Kitchell’s legacy with Mayo Clinic helped shape the foundation of world-class healthcare in Arizona. The partnership began in 1987 with the construction of Mayo’s first facility in the state—an outpatient clinic in Scottsdale—and evolved over nearly four decades into a series of technically demanding projects that expanded Mayo’s footprint across the Southwest. Among them: Arizona’s first Mayo Clinic hospital, completed in 1998, which was also the first in the nation designed entirely by Mayo physicians and staff. From complex infrastructure to vertical expansions, Kitchell’s work has left a lasting mark on the built environment supporting one of the nation’s most respected medical institutions.
Breaking New Ground in Desert Healthcare
The relationship began with a milestone moment. In 1987, Kitchell constructed Mayo Clinic’s first-ever facility in Arizona—an achievement that established Mayo’s presence in the Southwest. When the Scottsdale clinic opened its doors on June 29, it launched with 47 physicians and 225 allied health staff, and had already booked 1,800 patient appointments before the clinic’s opening day (Mayo Clinic, 2012). More than a single project, the project marked the beginning of a collaboration that would evolve alongside Mayo’s regional growth.
By 1995, that foundation led to one of Mayo Clinic’s most ambitious undertakings: its first hospital in the nation designed entirely by its own physicians and staff. Kitchell was selected by the Board of Trustees to bring that vision to life, delivering a 440,000-square-foot hospital and central plant on a 200-acre desert site in Phoenix, Arizona. Completed on time and within budget, the facility reflected Mayo’s uncompromising standards for quality, functionality, and care.

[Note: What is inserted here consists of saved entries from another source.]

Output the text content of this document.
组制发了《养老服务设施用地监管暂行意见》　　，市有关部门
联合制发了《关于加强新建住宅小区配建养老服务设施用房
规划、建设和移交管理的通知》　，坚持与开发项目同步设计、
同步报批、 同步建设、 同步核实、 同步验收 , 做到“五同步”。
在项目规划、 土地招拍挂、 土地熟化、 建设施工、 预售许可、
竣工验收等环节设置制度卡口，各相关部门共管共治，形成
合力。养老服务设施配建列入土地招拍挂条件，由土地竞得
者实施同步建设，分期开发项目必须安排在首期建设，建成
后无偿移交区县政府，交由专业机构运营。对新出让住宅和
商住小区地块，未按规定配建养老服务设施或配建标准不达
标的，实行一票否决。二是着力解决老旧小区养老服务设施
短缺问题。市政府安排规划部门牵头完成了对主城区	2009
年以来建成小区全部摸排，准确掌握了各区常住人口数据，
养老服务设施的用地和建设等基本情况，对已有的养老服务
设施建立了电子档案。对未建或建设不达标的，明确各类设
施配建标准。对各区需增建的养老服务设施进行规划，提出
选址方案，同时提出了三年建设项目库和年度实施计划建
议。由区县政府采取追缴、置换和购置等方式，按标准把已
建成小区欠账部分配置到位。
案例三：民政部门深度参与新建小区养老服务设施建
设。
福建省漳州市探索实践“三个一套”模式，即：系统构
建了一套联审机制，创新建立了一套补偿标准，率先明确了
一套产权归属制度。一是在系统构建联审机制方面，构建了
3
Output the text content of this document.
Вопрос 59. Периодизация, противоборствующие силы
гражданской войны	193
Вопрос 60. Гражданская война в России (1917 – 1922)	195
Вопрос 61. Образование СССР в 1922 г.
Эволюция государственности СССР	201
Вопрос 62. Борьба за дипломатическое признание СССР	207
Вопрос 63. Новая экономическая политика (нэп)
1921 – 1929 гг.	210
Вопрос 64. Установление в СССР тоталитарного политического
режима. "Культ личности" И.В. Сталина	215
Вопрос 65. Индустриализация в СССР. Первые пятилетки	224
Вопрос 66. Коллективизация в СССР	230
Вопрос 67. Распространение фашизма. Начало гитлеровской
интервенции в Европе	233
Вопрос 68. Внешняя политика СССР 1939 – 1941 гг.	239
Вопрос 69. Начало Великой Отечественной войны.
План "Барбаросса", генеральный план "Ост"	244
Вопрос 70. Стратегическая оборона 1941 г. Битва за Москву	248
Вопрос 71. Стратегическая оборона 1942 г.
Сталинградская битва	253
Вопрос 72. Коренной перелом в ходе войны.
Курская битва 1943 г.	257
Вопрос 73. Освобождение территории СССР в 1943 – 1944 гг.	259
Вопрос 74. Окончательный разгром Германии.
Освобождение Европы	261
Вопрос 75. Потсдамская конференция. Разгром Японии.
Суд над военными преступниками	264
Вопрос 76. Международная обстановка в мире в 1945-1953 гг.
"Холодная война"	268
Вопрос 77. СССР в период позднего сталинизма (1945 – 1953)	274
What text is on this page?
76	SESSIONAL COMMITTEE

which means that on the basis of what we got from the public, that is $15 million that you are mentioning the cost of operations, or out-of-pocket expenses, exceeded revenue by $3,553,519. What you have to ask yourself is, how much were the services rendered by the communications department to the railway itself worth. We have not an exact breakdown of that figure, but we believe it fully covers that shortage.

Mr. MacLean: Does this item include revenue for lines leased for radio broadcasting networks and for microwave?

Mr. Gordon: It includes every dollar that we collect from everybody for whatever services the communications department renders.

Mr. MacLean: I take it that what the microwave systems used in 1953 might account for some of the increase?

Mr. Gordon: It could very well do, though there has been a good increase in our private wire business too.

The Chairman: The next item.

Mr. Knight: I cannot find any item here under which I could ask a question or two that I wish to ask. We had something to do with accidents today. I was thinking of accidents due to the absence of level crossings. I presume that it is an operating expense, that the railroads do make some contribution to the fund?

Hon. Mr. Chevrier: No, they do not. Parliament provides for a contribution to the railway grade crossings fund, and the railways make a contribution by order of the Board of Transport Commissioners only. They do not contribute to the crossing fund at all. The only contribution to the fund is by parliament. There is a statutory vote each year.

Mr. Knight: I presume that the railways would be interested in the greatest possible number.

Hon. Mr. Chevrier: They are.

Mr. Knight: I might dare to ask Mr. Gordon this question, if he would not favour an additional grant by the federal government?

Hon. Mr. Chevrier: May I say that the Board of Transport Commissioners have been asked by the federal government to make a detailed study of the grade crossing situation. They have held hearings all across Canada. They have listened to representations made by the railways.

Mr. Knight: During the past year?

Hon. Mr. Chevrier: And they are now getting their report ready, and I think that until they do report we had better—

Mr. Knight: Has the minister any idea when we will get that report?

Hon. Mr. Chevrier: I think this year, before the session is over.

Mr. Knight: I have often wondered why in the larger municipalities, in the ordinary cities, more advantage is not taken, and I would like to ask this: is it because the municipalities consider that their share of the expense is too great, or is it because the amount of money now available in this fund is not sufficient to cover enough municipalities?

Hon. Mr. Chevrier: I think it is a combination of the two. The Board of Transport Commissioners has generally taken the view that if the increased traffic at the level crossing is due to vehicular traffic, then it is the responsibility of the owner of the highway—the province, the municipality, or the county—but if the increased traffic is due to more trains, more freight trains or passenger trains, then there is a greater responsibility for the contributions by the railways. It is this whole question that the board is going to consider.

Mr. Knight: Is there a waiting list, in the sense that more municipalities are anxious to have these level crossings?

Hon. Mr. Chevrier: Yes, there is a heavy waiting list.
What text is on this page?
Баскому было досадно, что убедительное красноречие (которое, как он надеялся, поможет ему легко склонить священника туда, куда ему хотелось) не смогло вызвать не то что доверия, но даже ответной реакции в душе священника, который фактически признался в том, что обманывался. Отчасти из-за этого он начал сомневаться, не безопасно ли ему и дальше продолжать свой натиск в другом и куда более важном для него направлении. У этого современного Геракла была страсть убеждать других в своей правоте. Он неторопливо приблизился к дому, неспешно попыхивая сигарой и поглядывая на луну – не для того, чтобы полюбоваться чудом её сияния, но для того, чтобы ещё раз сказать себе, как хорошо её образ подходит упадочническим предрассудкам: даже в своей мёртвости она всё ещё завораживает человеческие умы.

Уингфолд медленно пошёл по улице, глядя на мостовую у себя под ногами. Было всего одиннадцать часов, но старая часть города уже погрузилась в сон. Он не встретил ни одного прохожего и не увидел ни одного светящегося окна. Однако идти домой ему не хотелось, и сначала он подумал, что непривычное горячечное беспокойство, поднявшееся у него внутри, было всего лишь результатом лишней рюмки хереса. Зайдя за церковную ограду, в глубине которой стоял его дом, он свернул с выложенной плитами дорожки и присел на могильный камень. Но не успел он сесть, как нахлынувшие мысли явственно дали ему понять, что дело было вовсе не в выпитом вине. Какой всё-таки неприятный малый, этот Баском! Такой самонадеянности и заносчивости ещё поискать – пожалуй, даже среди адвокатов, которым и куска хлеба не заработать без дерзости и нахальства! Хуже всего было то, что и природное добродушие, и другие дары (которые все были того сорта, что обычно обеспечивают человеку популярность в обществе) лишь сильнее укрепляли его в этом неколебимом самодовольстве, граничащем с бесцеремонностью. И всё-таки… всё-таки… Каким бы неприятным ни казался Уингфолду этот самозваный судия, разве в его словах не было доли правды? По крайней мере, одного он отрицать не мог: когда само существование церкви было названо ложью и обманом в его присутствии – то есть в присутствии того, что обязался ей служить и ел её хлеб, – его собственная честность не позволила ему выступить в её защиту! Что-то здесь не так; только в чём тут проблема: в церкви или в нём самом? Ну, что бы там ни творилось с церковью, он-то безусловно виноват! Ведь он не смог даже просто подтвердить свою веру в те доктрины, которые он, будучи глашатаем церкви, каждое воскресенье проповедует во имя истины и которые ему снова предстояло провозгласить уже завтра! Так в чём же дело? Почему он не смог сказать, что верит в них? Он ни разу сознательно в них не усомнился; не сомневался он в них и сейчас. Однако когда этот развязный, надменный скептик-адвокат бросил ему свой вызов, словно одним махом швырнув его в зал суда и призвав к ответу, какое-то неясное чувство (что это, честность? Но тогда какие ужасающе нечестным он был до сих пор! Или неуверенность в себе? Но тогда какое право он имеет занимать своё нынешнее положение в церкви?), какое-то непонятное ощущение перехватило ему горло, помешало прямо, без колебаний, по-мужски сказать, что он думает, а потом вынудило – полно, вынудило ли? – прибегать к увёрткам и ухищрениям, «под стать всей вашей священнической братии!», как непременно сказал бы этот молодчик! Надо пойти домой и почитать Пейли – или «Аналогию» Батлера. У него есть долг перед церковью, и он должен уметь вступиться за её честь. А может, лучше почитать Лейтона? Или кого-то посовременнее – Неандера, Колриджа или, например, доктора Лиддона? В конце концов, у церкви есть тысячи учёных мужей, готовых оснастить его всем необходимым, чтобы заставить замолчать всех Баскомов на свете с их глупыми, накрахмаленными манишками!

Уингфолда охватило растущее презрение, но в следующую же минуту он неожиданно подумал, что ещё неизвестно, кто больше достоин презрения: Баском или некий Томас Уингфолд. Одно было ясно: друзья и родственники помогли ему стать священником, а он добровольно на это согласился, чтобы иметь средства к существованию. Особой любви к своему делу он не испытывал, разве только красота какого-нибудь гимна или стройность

Meanwhile, progress also continued back at the original Scottsdale clinic, with the design-build delivery of the first additional concourse and underground parking structure. The 244,000-square-foot addition featured angled parking, wide drive aisles, superior lighting, and four times the shell space offered by competing proposals—raising the bar for healthcare campus design.
That ingenuity extended to construction methods as well. When faced with the challenge of cutting through 29 feet of vertical wall, Kitchell deployed a modified pipeline trencher to complete perimeter wall construction and shoring in a single operation. The result: five weeks saved and zero disruption to hospital operations—a project highlight that reinforced Kitchell’s reputation for creative problem-solving and seamless execution in highly-sensitive environments.
Vertical Expansion in a Live Environment
In the following decade, the Phoenix hospital campus underwent a vertical expansion that added more than 104,000 square-feet across two new floors built directly above the active hospital. The program included six new operating rooms, 36 inpatient beds, expanded emergency and dining areas, and five new elevators extending the existing core.
Executing this scope in a fully operational medical environment required extraordinary precision. Construction start times were shifted to reduce disruption, major structural work was timed for periods of lower patient volume, and close coordination ensured uninterrupted access to clinical services throughout the build.
What emerged wasn’t just a vertical expansion—it was a disciplined feat of engineering, executed within an active hospital with the focus and precision of an operating room.
A Track Record of Technical Delivery
Since the original clinic, Kitchell has completed more than 80 projects across Mayo Clinic’s Arizona campuses—from radiology and lab upgrades to nuclear medicine suites, shielded imaging rooms, and critical infrastructure improvements. Across each, the goal remains the same: create environments that support advanced care while preserving operational continuity.
This work has included over 400 miles of structured cabling, complex HVAC and MEP systems, and the expansion of highly specialized diagnostic spaces. With experience in both general contracting and design-build delivery, Kitchell has long been trusted to execute some of Mayo Clinic’s most technically demanding healthcare projects—requiring deep expertise, clinical foresight, seamless coordination, and the flexibility to build without disrupting patient care.
Kitchell’s expertise extended into academic medicine with the 2017 construction of the Mayo Clinic Alix School of Medicine in Scottsdale—the first medical school in Arizona. The 18,000-square-foot facility was designed to foster innovation and hands-on learning, featuring advanced simulation labs and collaborative spaces with panoramic views of the McDowell Mountains. Purpose-built to support Mayo’s forward-thinking curriculum in healthcare delivery and biomedical informatics, it remains one of only five medical schools in the state, underscoring Kitchell’s role in shaping the future of healthcare and medical education.
A Shared Vision for Healing Spaces
What began with Kitchell building Mayo Clinic’s first Scottsdale facility in 1987—a pioneering clinic in the desert—has become a defining chapter in our 75-year history. Built on shared values, mutual trust, and a commitment to excellence, the relationship between Mayo Clinic and Kitchell continues to elevate healthcare infrastructure across the region.
As medicine advances, so has Kitchell’s role in shaping it—each project building on the last, each solution reinforcing a vision for what healthcare environments can and should be. These efforts have delivered more than cutting-edge facilities. They’ve created spaces that heal, educate, and drive innovation for generations to come.